Date: Wed, 04 Feb 2004 09:16:49 +1100
User-agent: Gnus/5.1006 (Gnus v5.10.6) Emacs/21.3 (gnu/linux)

>>>>> "David" == David MENTRE <address@hidden> writes:

    David> Hello Charles, Charles Duffy <address@hidden> writes:

    >> No, Arch does not support this, and there's a strong argument
    >> to be made to the effect that it's a Bad Idea.

    David> Have you a rationale for that? Any keyword that I might use
    David> to look into the mailing-list archive to know why?

Because it is an ugly hack?

* It means the commit operation must modify the source files, during
  what really should be a read-only operation. This in turn implies
  you have to reload any open source files in editors you might have

* It causes problems for diffs and merges unless you hack these
  operations to ignore keywords. Subversion has even more hacks(?) to
  deal with this[1].

* Any other issues I can't think of?

One the other hand, I can think of some benefits:

* You can distribute CVS files to non-CVS users and keep the version

* It makes it easy to have a "last modified date" in documentation.

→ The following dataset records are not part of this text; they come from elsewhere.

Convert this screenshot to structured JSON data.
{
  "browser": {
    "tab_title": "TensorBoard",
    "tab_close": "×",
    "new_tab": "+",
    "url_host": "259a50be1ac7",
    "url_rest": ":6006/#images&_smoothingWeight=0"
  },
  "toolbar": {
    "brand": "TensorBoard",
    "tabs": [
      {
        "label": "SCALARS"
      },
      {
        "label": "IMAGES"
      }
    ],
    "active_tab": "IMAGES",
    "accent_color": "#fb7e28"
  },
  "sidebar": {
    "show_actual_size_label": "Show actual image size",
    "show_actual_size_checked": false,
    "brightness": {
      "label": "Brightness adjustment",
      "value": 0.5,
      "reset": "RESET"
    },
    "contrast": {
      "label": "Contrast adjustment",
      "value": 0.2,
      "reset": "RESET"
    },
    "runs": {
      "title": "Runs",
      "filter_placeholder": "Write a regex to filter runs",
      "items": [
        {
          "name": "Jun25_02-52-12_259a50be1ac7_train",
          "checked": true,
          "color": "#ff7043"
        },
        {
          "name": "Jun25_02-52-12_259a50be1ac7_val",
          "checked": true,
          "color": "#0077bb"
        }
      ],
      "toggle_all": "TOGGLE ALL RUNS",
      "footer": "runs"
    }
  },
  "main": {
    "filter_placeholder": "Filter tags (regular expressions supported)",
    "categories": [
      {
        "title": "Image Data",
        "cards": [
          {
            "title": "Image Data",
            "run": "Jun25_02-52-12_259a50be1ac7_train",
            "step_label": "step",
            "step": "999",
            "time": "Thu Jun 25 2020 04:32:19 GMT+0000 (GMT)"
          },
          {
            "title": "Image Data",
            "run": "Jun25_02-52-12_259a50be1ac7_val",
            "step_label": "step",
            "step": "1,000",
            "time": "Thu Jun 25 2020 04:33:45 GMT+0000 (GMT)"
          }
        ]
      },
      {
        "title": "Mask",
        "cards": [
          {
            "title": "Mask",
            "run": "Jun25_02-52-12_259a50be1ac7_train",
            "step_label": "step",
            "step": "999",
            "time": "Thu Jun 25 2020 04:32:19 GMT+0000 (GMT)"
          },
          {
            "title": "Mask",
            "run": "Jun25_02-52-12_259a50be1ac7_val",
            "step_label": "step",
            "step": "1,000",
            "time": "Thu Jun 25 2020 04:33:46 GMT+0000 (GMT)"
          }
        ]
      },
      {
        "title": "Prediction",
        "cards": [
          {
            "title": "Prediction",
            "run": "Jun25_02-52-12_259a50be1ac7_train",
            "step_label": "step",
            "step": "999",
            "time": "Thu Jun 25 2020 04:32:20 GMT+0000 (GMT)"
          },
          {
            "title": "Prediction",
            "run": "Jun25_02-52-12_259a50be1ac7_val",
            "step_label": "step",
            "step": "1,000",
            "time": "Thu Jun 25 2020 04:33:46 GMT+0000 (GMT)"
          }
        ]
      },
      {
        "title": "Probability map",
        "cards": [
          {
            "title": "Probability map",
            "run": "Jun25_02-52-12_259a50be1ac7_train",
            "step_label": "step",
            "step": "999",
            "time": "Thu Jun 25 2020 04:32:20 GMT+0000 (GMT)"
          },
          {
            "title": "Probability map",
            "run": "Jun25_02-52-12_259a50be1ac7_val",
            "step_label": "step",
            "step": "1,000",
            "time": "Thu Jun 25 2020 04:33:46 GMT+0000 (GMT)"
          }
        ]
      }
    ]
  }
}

* Subversion docs say: "Because this information changes each time the
  file changes, and more importantly, just after the file changes, it
  is a hassle for any process except the version control system to
  keep the data completely up-to-date. Left to human authors, the
  information would inevitably grow stale."

* Any others?

[1] From the subversion documentation:
Keywords and Spurious Differences

The user-visible result of keyword substitution might lead you to think that
every version of a file with that feature in use differs from the previous
version in at least the area where the keyword anchor was placed. However, this
is actually not the case. While checking for local modifications during svn
diff, and before transmitting those local modifications during svn commit,
Subversion "un-substitutes" any keywords that it previously substituted. The
result is that the versions of the file that are stored in the repository
contain only the real modifications that users make to the file.